Mme Drapeau (Lyne): Je vais me permettre un début de réponse, mais probablement que M. Lemay voudra compléter, compte tenu, là, que c'est dans ses équipes que ça se passe. Quant à nous, les comités sectoriels ont une approche plutôt verticale. À notre point de vue, Emploi-Québec en a une plutôt horizontale. Alors, on pourra à mon avis, en travaillant en collaboration, couvrir le terrain. Alors, ils sont spécialisés. Tous les employés de toute façon d'une région ne sont pas couverts par un comité sectoriel. Donc, si on veut s'assurer que tout le monde a accès au même type de possibilités pour le développement de sa main-d'oeuvre, bien les comités sectoriels, il y a des trous, tout n'est pas couvert. Et toute la mise en marché, la mise en oeuvre... Emploi-Québec a un tel réseau, tous les centres locaux d'emploi, les 11 dans le fond de notre région sont en mesure... ont déjà un rapport de collaboration avec la majorité des entreprises dans leurs secteurs. Alors, à mon avis... Et ce n'est pas facile à faire, ça fait des années qu'il y a ce genre de discussions-là. Mais c'est très certainement dans... et on le propose d'ailleurs, une espèce de regroupement ? milieu de l'éducation, sectoriel et Emploi-Québec ? d'un point de vue régional, et non pas national mais régional, où on arrivera concrètement. Je ne sais pas si M. Lemay veut compléter.
Le Président (M. Bachand): Allez-y, M. Lemay.
M. Lemay (Benoît): Juste une précision. C'est qu'effectivement la création d'un comité régional qui toucherait l'ensemble des particularités est à souhaiter.
Et, deuxièmement, moi, je pense qu'au niveau... Et ce que probablement Mme Drapeau veut dire, c'est qu'au niveau des services aux entreprises actuellement il y a beaucoup de présence sur le terrain, donc en entreprise.
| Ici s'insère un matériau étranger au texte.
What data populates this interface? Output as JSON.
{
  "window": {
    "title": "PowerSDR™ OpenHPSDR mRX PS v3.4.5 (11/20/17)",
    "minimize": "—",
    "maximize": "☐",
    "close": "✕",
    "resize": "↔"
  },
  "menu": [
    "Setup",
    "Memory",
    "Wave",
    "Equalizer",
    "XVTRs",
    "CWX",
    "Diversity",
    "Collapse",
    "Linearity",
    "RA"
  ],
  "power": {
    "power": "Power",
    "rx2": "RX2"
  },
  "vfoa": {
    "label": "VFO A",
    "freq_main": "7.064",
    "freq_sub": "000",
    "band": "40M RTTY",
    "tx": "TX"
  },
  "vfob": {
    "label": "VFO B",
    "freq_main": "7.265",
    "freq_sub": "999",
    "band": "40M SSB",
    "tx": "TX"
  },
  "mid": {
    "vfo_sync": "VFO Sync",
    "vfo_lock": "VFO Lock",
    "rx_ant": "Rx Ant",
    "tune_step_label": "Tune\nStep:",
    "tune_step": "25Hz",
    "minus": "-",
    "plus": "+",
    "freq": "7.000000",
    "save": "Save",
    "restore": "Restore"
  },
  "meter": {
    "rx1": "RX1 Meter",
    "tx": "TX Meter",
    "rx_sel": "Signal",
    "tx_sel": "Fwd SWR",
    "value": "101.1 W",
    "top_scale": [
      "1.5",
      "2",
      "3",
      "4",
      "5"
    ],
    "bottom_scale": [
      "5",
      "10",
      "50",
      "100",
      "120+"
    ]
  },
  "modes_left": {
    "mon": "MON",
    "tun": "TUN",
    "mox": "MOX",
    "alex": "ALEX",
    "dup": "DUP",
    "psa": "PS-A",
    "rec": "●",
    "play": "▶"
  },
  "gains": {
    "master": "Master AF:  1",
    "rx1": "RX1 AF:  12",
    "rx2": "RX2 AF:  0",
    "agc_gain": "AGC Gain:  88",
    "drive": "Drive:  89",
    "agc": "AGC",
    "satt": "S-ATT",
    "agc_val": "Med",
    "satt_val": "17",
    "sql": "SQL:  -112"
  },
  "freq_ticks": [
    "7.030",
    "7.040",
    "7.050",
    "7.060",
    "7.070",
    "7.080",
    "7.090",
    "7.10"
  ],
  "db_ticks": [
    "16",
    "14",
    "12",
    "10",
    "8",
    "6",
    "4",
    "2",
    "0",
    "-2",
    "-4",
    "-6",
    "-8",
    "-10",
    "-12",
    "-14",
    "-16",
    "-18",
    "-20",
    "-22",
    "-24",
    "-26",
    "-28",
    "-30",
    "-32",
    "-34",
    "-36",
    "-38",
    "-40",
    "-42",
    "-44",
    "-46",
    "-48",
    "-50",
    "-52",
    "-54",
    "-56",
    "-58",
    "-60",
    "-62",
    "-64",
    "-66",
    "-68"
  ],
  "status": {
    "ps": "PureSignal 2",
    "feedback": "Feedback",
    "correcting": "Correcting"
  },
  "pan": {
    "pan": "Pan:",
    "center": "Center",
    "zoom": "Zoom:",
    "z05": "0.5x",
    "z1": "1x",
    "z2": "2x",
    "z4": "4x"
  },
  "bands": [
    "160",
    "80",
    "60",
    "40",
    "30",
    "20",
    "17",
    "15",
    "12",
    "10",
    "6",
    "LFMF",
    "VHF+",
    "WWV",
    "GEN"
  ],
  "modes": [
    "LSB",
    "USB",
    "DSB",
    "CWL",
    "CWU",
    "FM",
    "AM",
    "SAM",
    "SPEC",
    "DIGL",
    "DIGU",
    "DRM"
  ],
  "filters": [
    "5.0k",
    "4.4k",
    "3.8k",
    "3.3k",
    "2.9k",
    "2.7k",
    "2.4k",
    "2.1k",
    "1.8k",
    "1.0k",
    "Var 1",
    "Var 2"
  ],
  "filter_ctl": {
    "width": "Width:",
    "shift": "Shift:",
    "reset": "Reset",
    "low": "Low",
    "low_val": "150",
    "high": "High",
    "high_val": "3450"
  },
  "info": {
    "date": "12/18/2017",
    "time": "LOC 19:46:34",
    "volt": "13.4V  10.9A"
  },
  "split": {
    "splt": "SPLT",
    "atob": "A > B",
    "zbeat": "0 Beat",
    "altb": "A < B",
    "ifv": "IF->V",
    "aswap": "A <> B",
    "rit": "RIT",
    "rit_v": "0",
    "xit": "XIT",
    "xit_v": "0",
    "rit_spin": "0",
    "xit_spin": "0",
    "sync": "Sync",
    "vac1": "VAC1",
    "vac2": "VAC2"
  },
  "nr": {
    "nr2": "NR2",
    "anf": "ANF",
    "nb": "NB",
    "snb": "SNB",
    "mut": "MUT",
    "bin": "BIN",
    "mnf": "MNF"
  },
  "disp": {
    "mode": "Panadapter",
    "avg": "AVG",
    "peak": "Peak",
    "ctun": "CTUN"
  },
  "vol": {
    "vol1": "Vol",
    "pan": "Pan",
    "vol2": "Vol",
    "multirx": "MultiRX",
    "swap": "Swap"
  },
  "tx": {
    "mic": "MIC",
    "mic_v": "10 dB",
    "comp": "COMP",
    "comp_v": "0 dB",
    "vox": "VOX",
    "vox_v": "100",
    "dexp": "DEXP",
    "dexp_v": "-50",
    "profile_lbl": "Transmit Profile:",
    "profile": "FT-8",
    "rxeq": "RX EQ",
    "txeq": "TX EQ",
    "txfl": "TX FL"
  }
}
Ils seraient en mesure très facilement d'apporter toute l'analyse nécessaire au comité en question, régional, à ce moment-là.
Le Président (M. Bachand): Oui, Mme la ministre.
Mme Courchesne: Je veux laisser la parole à d'autres collègues, mais je vais être très brève. Vous parlez d'un comité de formation obligatoire. Au sein de chaque entreprise, j'imagine? Hier, les syndicats nous ont parlé d'un comité paritaire de formation. Est-ce qu'on parle de la même chose? Est-ce que, dans les cas des entreprises syndiquées, vous voyez ça sous la forme officielle d'un comité paritaire? Comment voyez-vous ça? Très brièvement.
Mme Drapeau (Lyne): Dans le mémoire, on a parlé d'un comité paritaire. Moi, c'est vrai que j'ai parlé d'un comité et non pas paritaire, parce qu'il y a des entreprises non syndiquées. D'ailleurs, dans la petite entreprise, essentiellement c'est ça. Moi, je vous dirais que je pense qu'il faut un comité qui marche. Et, s'il y a un syndicat, il marche beaucoup mieux quand le syndicat est présent. Alors, je pense que c'est la façon.
Je le sais qu'on bouscule un peu certains employeurs quand on énonce ces choses-là, mais je me permets un exemple où on a bénéficié d'un programme en RTT à l'époque, qui était la réduction du temps de travail, qui obligeait au comité paritaire lorsque... parce qu'Emploi-Québec nous donnant des sous, ils avaient des règles, et honnêtement c'est les mesures qui fonctionnaient le mieux parce qu'elles étaient à la fois partagées par les représentants des travailleurs et l'employeur.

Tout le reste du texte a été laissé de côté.